According to the NMC's code of conduct, all registered nurses are advised:
•You must treat people as individuals and respect their dignity
•You must not discriminate in any way against those in your care
•You must treat people kindly and considerately
One would assume that calling for smokers to be allowed to die contravenes all three of the above guidelines.
There is no dignity in being allowed to die by a prejudiced health professional. There is nothing kind and considerate in broadcasting to the nation, on a major radio channel, that smokers should be left to die because one disagrees with their personal choices.

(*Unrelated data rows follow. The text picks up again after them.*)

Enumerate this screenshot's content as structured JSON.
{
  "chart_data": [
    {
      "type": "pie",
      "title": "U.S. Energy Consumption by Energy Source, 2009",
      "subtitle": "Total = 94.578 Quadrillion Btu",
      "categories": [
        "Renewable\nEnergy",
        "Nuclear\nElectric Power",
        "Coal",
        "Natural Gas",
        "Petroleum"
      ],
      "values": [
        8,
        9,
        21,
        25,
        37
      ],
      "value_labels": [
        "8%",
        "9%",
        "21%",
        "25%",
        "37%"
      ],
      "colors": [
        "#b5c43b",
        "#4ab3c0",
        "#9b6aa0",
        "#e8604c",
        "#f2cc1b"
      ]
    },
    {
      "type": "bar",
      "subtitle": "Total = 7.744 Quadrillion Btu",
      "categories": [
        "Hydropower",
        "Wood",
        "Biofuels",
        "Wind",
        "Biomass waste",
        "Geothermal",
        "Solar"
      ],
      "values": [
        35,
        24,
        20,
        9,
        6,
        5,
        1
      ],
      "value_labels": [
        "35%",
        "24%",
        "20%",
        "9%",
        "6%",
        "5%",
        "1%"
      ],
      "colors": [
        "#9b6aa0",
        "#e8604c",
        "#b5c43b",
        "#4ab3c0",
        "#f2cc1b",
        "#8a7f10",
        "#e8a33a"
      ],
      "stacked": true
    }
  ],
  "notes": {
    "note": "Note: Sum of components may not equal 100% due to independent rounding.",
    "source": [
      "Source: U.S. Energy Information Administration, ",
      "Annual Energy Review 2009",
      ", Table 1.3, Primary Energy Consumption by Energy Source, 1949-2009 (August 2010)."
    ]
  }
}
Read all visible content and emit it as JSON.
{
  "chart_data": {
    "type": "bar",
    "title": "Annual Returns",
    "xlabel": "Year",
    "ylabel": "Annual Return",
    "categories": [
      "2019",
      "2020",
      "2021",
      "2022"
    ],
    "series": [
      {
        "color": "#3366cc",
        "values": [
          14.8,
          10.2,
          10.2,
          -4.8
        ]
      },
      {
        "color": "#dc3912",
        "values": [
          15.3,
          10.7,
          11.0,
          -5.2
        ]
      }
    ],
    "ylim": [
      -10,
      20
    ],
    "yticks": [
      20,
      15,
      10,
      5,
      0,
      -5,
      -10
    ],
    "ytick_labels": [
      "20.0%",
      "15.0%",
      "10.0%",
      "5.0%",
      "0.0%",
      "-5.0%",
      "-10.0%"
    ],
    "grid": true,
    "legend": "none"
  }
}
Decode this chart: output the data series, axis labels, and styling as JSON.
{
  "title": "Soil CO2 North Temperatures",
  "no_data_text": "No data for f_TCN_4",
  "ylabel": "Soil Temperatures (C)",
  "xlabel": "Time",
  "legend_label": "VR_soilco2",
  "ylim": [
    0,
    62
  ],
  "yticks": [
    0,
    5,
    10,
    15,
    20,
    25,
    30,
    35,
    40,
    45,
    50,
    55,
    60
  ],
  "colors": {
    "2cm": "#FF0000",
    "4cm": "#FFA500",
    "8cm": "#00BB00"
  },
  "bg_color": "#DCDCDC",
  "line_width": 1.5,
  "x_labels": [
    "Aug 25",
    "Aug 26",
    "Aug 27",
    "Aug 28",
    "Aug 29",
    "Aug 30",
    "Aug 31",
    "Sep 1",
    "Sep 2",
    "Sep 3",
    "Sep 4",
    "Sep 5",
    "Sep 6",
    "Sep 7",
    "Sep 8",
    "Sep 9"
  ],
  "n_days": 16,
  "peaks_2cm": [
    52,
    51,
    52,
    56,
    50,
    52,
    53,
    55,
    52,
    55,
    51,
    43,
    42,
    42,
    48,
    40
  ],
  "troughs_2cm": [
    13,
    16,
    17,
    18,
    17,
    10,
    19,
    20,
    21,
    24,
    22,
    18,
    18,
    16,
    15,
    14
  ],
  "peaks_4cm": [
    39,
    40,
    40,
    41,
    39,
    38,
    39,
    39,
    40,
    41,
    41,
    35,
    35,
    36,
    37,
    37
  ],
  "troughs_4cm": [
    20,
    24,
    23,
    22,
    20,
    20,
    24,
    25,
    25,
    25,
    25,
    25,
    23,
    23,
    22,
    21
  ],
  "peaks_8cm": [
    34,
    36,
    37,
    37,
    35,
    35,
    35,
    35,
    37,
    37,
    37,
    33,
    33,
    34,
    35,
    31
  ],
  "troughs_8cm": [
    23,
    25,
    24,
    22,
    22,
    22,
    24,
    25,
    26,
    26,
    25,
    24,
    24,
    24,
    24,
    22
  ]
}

And Jane DeVille-Almond, without shadow of a doubt, was actively encouraging discrimination towards her smoking employers (unless she declines smoker money, which of course she wouldn't).
However, the case was heard on Friday and promptly dismissed.
The investigating committee panel has considered this referral and has decided there is no case to answer.
The panel’s reasons for this decision are:
The panel considered all the information before it and concluded that there was no information which would lead it to believe that there was a real prospect of a
finding of current impairment of fitness to practise by a Conduct and Competence Committee.
So there you have it. Hatred of smokers is perfectly acceptable in the nursing community. You can even broadcast that hate to the nation and promote the death of those whom you deem less worthy than you.
Best not tell them then. You can never know what these disgusting people will be sharpening behind your back.